Advanced Voice Mode on the OpenAI app is now avaialble in the UK. I’m getting pretty used to advanced releases and was hugely impressed by ChatGPT o1, with its open thinking and reasoning capabilities. Then got pretty excited by NotebookLM with its automatic podcast feature and other functionality. But this was a user experience like no other.
Fluid
Once again, I feel as though I’m being swept up and away, as AI trailblazes forward at a blistering speed. Once again I’d emphasise that you really do have to ‘try it to get it’. An interesting paper just published showed that much of the scepticism on GenAI comes from those who have not tried it. Lesson - for any real critical thinking or analysis, some use is necessary.
Immediate impression – conversations are just so much more fluid, natural and therefore real. This is Alexa and Siri on steroids. Much better on interruptions, which matters, as as voice dialogue can be a little odd when there’s clumsy turn taking. Here, you feel you are in control and not getting dragged along by the ‘machine’. It feels more like talking to a human. Nass & Reeves were right, the more you eliminate non-human cues, such as odd pauses, clumsy interruptions and misfires, the more you are fooled into thinking the machine is a person. I keep saying this but interfaces matter in tech.

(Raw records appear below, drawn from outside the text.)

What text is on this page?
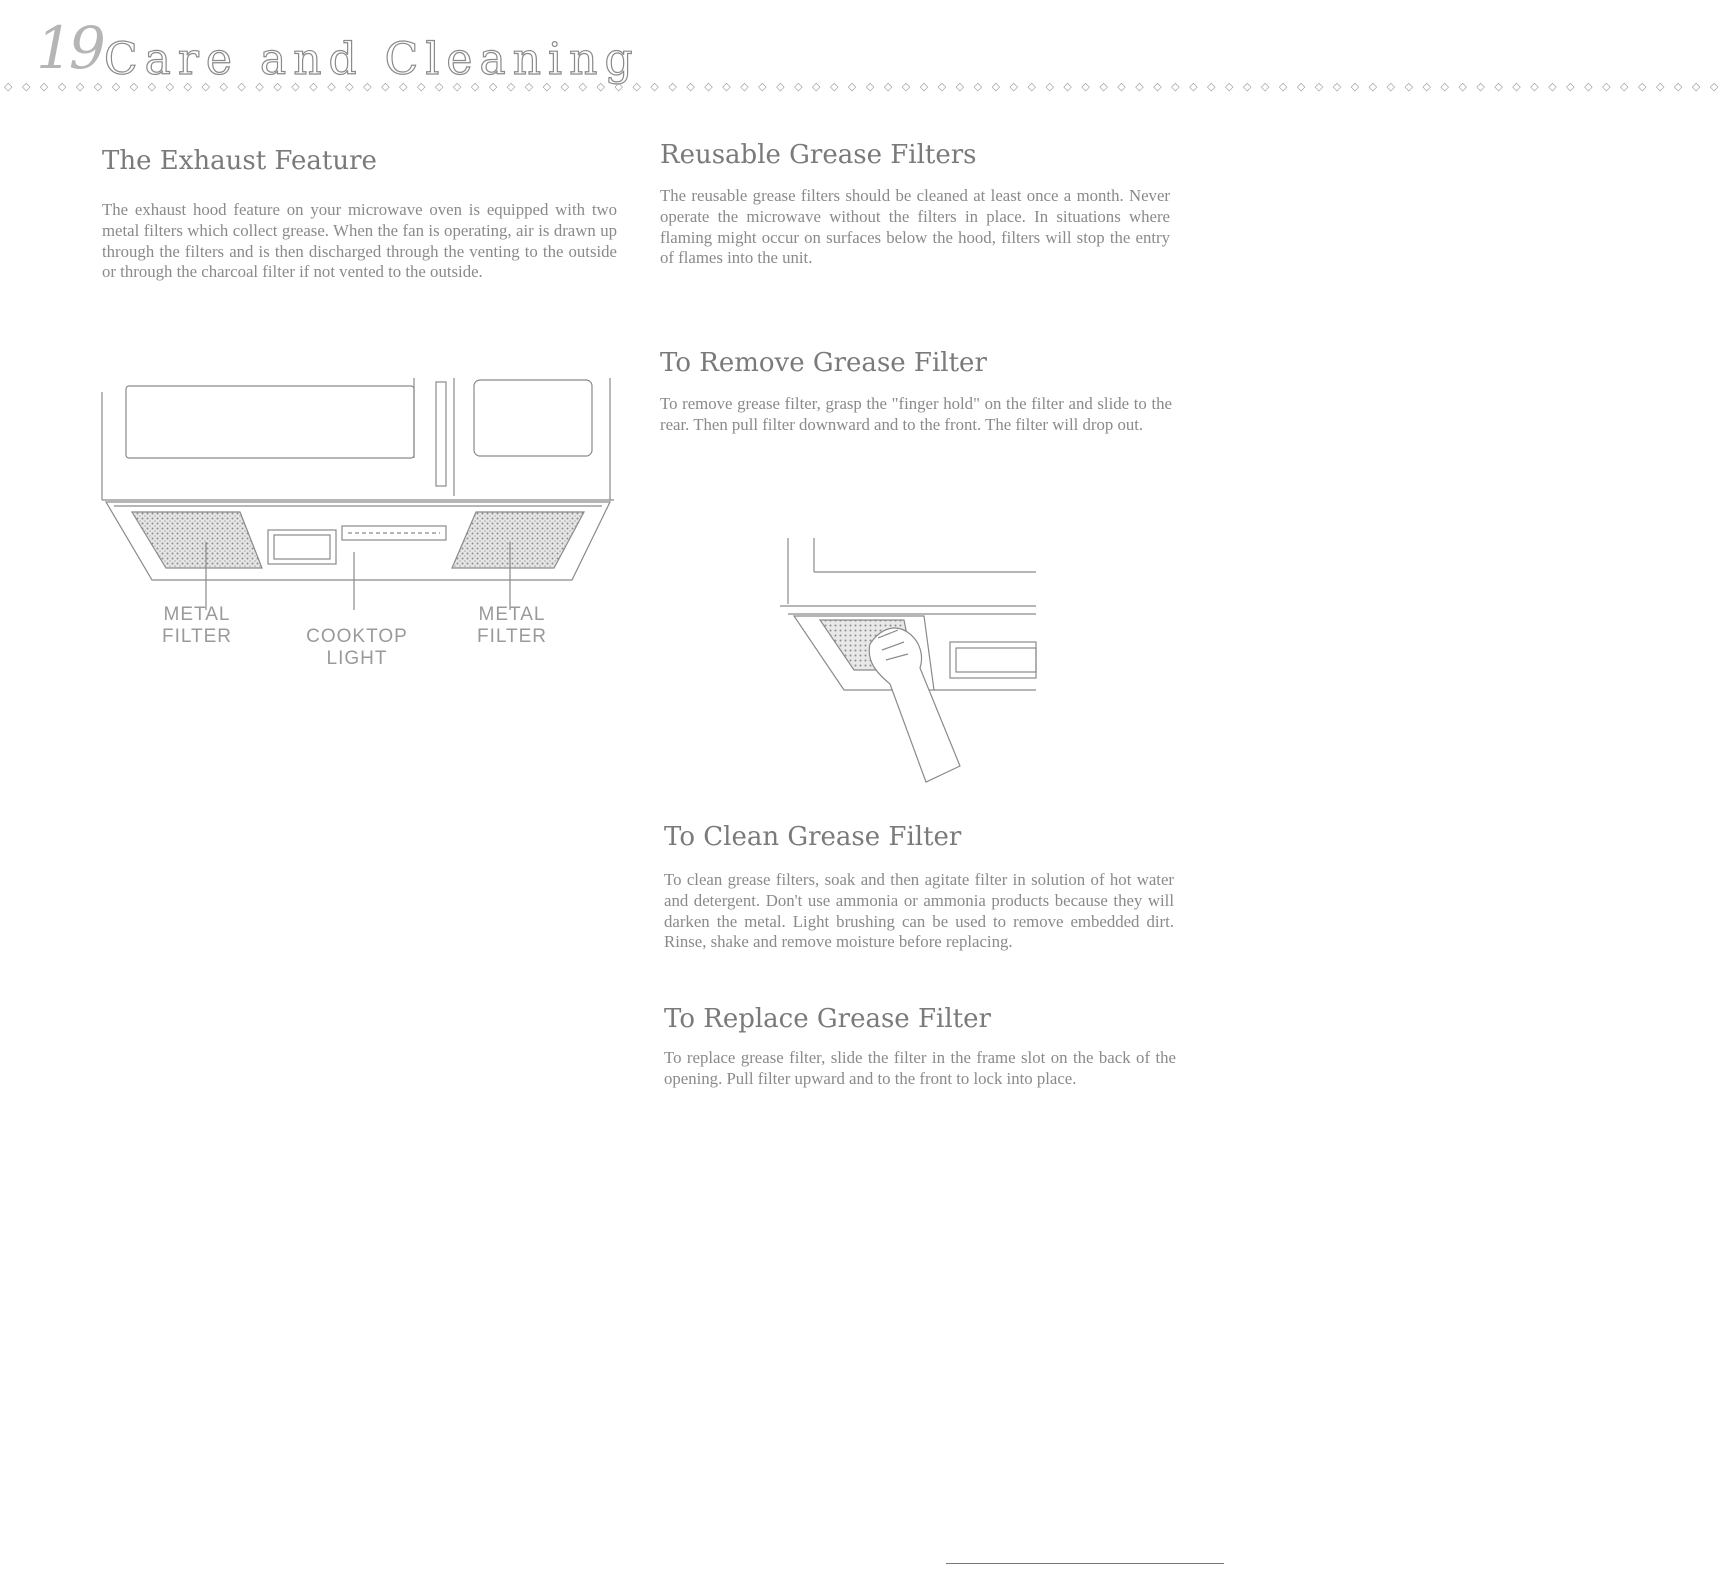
19 Care and Cleaning
◇ ◇ ◇ ◇ ◇ ◇ ◇ ◇ ◇ ◇ ◇ ◇ ◇ ◇ ◇ ◇ ◇ ◇ ◇ ◇ ◇ ◇ ◇ ◇ ◇ ◇ ◇ ◇ ◇ ◇ ◇ ◇ ◇ ◇ ◇ ◇ ◇ ◇ ◇ ◇ ◇ ◇ ◇ ◇ ◇ ◇ ◇ ◇ ◇ ◇ ◇ ◇ ◇ ◇ ◇ ◇ ◇ ◇ ◇ ◇ ◇ ◇ ◇ ◇ ◇ ◇ ◇ ◇ ◇ ◇ ◇ ◇ ◇ ◇ ◇ ◇ ◇ ◇ ◇ ◇ ◇ ◇ ◇ ◇ ◇ ◇ ◇ ◇ ◇ ◇ ◇ ◇ ◇ ◇ ◇ ◇
The Exhaust Feature

The exhaust hood feature on your microwave oven is equipped with two metal filters which collect grease. When the fan is operating, air is drawn up through the filters and is then discharged through the venting to the outside or through the charcoal filter if not vented to the outside.

METAL
FILTER	COOKTOP
LIGHT
METAL
FILTER
Reusable Grease Filters

The reusable grease filters should be cleaned at least once a month. Never operate the microwave without the filters in place. In situations where flaming might occur on surfaces below the hood, filters will stop the entry of flames into the unit.

To Remove Grease Filter

To remove grease filter, grasp the "finger hold" on the filter and slide to the rear. Then pull filter downward and to the front. The filter will drop out.

To Clean Grease Filter

To clean grease filters, soak and then agitate filter in solution of hot water and detergent. Don't use ammonia or ammonia products because they will darken the metal. Light brushing can be used to remove embedded dirt. Rinse, shake and remove moisture before replacing.

To Replace Grease Filter

To replace grease filter, slide the filter in the frame slot on the back of the opening. Pull filter upward and to the front to lock into place.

It copes superbly well with pauses or interruptions and pick up where you left off with ease. It also recognises when you are finished speaking. No need to tap button when you stop – that was badly needed. Also better on filtering out background noise.
Accents
It also picks up on conversational cues better – recognises intonation, speed of speech, even if it is a question. A variety of voices are available – different genders, accents, British American or Scottish, different speaking styles are also available. Choosing a voice just makes things feel better. I can express myself more freely as it has no problem with my strong Scottish accent. I tossed an entire caber at it on this one. Yet it coped with my odd vernacular and very fast speech. Believe me you wouldn’t have understood what I said - it did. Asking it to speak back to me in a Scottish accent was fun.
Memory
As it remembers coversations, subsequent conversations are more meaningful over time. It keeps track of preferences, interests or details about you to make the chats more relevant. It then took me by surprise. More of that later. Memory matters and if I had a disability or specific preferences it will remember and tailor the conversion to my needs. This is a boon for accessibility and inclusion.
Accessibility
On that point, I’ve been doing some work in DEI and accessibility in AI, where people have truly underestimated, not only hoiw much has already been achieved but also its potetial to give agency to people, who find education and the workplace difficult. This is of immediate use for the blind, dyslexics and to be honest – anyone. We all have learning difficulties as learning is difficult. This gives access and agancy to so many who find education and learning difficult.
Learning
Tried it for learning a second language – astonishing on pronunciation, like talking to a good teacher. We ar egtting ever closer to this being a tutor, trainer, coach, mentor, counsellor and so on. I think we can see how any training that requires role playing – managerial training, sales training, customer care, dealing with patients and so on. You can prompt it to play roles – that’s very cool. When the dialogue and pedagogic paths are tighter it will be a UNIVERSAL teacher, on demand, anytime, anyplace on anything, at any level, for anyone in any language.
What’s coming next?
My guess is that future enhancements are likely to be even better at understanding and emotion detection, as emotional cues allow more nuanced reactions. More customisation is inevitable. But what we’ll also see is is more contextual awareness, to improve relevance and make converstions more intuitive. Integratoipn with other applications and devices will come in time.Eventually we will be speaking fluently to avatars, images of people htat look like real people. This is inevitable. The integration of this realistic dialogue into robots also seems certain.
Conclusion
Honestly. This was amazing. Maybe the first time I’ve ever felt that I was speaking to another human but actually a machine. This is going places – whether it is help with learning, getting things done in the workplace or getting some help if you’re feeling down.
One moment stood out. She dropped the fact that I had a dog into the converstion, not just that, she knew it was a Schnauzer. I love my dog. He was snuggling up to me at that very moment on the sofa. I stoked his back, he looked over his shoulder at me. All three of us had a moment.